5) Were there any differences in patients that consented to evaluation or not? For example were all patients who presented to follow up from a single centre? Or with a particular injury grade? Possibly only those who are happy with their outcome attended for evaluation?

6) You use the word 'quitted' several times. I think the better English would be to use the word 'quit'

7) Line 130 'mean age at trauma' I suspect you meant to say 10.9 +/- 3.2 years? The word years is missing

8) Line 141 you quote a p-value of 0.005, what is this for? It seems an unnecessary place to perform a statistical test

9) Figure 1 - The X-axis could be clearer. If this is showing injury grade by year then simply put the year on the x-axis. I'm also unclear what you are trying to demonstrate with this figure? That there is no correlation between treatment choices over time? It doesn't seem to add much to the article.

10) Line 167 you mention screw removal was performed in 9 of 11 patients. Why was this undertaken? Due to stiffness or simply planned at time of the index procedure? Linking to my earlier comment about are there any differences between surgical treatment groups, the need for re-operation for screw removal could be a benefit of suture techniques, if the outcomes are no different.

11) I like the use of paediatric specific knee scores. You demonstrate no statistically significant difference in scores but what is the minimal clinically important difference for these scores? Similarly for your measures of laxity you give very small average measurements i.e. 0.4mm, 0.6mm. How accurate are the devices being used?
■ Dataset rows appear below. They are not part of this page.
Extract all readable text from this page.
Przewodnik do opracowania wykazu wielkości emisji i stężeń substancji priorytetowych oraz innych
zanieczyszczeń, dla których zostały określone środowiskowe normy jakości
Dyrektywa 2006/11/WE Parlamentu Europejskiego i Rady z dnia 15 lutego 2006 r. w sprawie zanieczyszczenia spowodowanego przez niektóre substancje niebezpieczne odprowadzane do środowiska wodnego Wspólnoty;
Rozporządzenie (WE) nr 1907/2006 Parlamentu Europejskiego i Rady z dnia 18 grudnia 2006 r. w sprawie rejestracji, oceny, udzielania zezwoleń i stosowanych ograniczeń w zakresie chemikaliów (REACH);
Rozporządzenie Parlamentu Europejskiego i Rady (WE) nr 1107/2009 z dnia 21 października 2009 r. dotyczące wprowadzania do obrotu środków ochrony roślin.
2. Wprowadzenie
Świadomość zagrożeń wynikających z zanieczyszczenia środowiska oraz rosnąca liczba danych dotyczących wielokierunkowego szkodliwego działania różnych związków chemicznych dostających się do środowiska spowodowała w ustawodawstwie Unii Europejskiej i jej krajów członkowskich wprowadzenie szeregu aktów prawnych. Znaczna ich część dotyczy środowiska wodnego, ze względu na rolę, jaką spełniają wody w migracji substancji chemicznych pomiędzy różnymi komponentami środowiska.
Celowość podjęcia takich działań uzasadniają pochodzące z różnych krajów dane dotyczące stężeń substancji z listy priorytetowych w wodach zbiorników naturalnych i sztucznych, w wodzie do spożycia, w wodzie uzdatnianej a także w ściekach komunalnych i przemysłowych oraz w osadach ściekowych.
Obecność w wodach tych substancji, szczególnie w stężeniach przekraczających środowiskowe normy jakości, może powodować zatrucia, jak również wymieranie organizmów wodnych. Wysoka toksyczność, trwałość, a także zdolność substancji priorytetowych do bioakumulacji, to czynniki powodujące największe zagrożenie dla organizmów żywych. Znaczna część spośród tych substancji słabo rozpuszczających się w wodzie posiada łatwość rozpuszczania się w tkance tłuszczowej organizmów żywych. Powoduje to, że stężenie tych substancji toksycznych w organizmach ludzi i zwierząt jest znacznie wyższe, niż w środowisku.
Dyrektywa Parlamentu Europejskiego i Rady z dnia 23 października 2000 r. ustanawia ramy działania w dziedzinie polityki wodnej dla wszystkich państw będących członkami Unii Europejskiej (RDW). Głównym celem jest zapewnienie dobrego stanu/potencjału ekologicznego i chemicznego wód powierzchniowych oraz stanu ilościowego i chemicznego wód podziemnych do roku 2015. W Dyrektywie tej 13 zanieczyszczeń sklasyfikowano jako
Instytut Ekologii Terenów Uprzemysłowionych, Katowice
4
What amount of displacement or laxity is considered clinically important or likely to cause symptoms?

Overall I think this is a good paper but could be improved prior to publication.

Author Response

We thank the reviewer for his/her valuable comments and suggestions.
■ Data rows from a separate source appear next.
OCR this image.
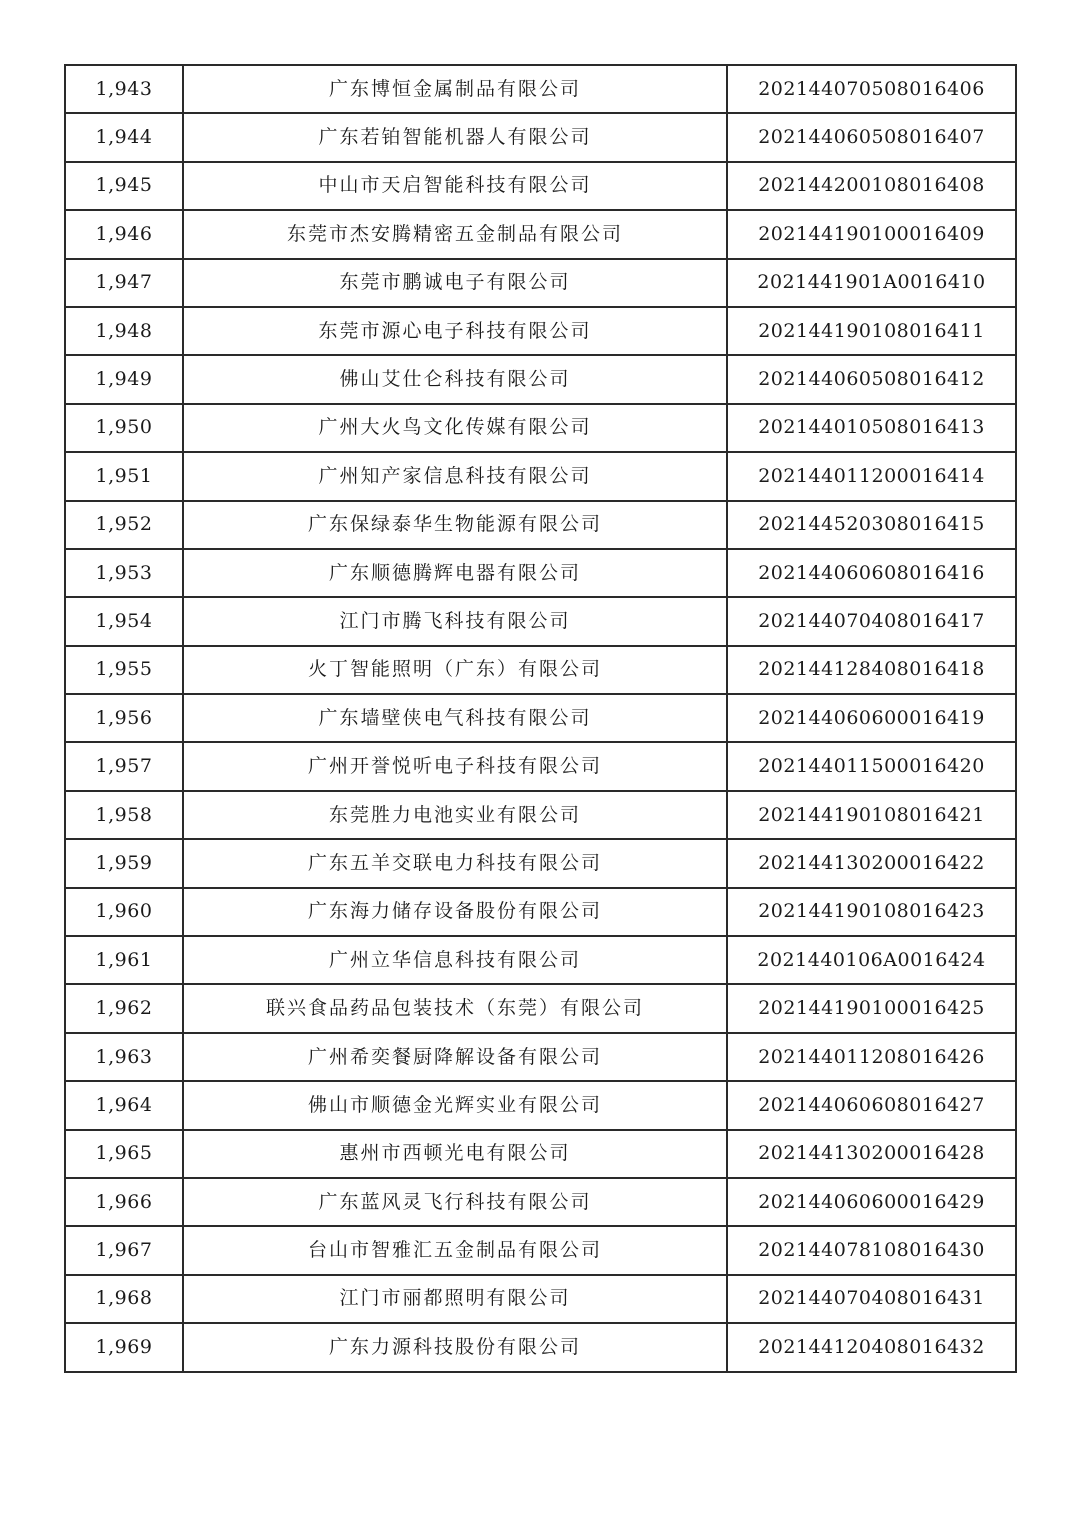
1,943	广东博恒金属制品有限公司	202144070508016406
1,944	广东若铂智能机器人有限公司	202144060508016407
1,945	中山市天启智能科技有限公司	202144200108016408
1,946	东莞市杰安腾精密五金制品有限公司	202144190100016409
1,947	东莞市鹏诚电子有限公司	2021441901A0016410
1,948	东莞市源心电子科技有限公司	202144190108016411
1,949	佛山艾仕仑科技有限公司	202144060508016412
1,950	广州大火鸟文化传媒有限公司	202144010508016413
1,951	广州知产家信息科技有限公司	202144011200016414
1,952	广东保绿泰华生物能源有限公司	202144520308016415
1,953	广东顺德腾辉电器有限公司	202144060608016416
1,954	江门市腾飞科技有限公司	202144070408016417
1,955	火丁智能照明（广东）有限公司	202144128408016418
1,956	广东墙壁侠电气科技有限公司	202144060600016419
1,957	广州开誉悦听电子科技有限公司	202144011500016420
1,958	东莞胜力电池实业有限公司	202144190108016421
1,959	广东五羊交联电力科技有限公司	202144130200016422
1,960	广东海力储存设备股份有限公司	202144190108016423
1,961	广州立华信息科技有限公司	2021440106A0016424
1,962	联兴食品药品包装技术（东莞）有限公司	202144190100016425
1,963	广州希奕餐厨降解设备有限公司	202144011208016426
1,964	佛山市顺德金光辉实业有限公司	202144060608016427
1,965	惠州市西顿光电有限公司	202144130200016428
1,966	广东蓝风灵飞行科技有限公司	202144060600016429
1,967	台山市智雅汇五金制品有限公司	202144078108016430
1,968	江门市丽都照明有限公司	202144070408016431
1,969	广东力源科技股份有限公司	202144120408016432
In the attachment you can find a point-by-point answer to your comments.

Author Response File: Author Response.docx

Reviewer 2 Report

We read with great interest this manuscript and have a few remarks:

- Could you add a flowchart explaining which patients in the initial sample were lost to follow-up?

- For patients who underwent preoperative or initial MRI, have you found any entrapment of soft tissue such as the anterior horn of the meniscus or the inter-meniscal ligament?
  • Is it possible to do the analysis excluding type I fractures. Would it be relevant to compare only the patients of stages II / IIIA / IIIB / IV in the operated / non-operated groups. We would be free from the "good" results associated with a less severe fracture pattern. Their presence leads to a lack of homogeneity of the groups.
  • How do you explain that 5 fractures classified as IIIa, IIIb and IV were treated conservatively when these types of fractures are the fractures to be reduced and fixed.
  • Why did patients who responded to the Pedi-IKDC test not take the laximetry tests?
  •  In the discussion, line 235 “Also type III and IV TSA fractures exhibited satisfactory results in terms of knee function and stability, although most of the patients who sustained a type III or IV TSA fractures and were treated conservatively reported some residual knee pain during daily activities. " Does this mean that patients with daily pain are satisfied?
  •  Did some patients in the conservative group need subsequent surgery? intra-articular callus resection or ligamentoplasty?

 

Author Response

We thank the reviewer for his/her valuable comments and suggestions.

In the attachment you can find a point-by-point answer to your comments.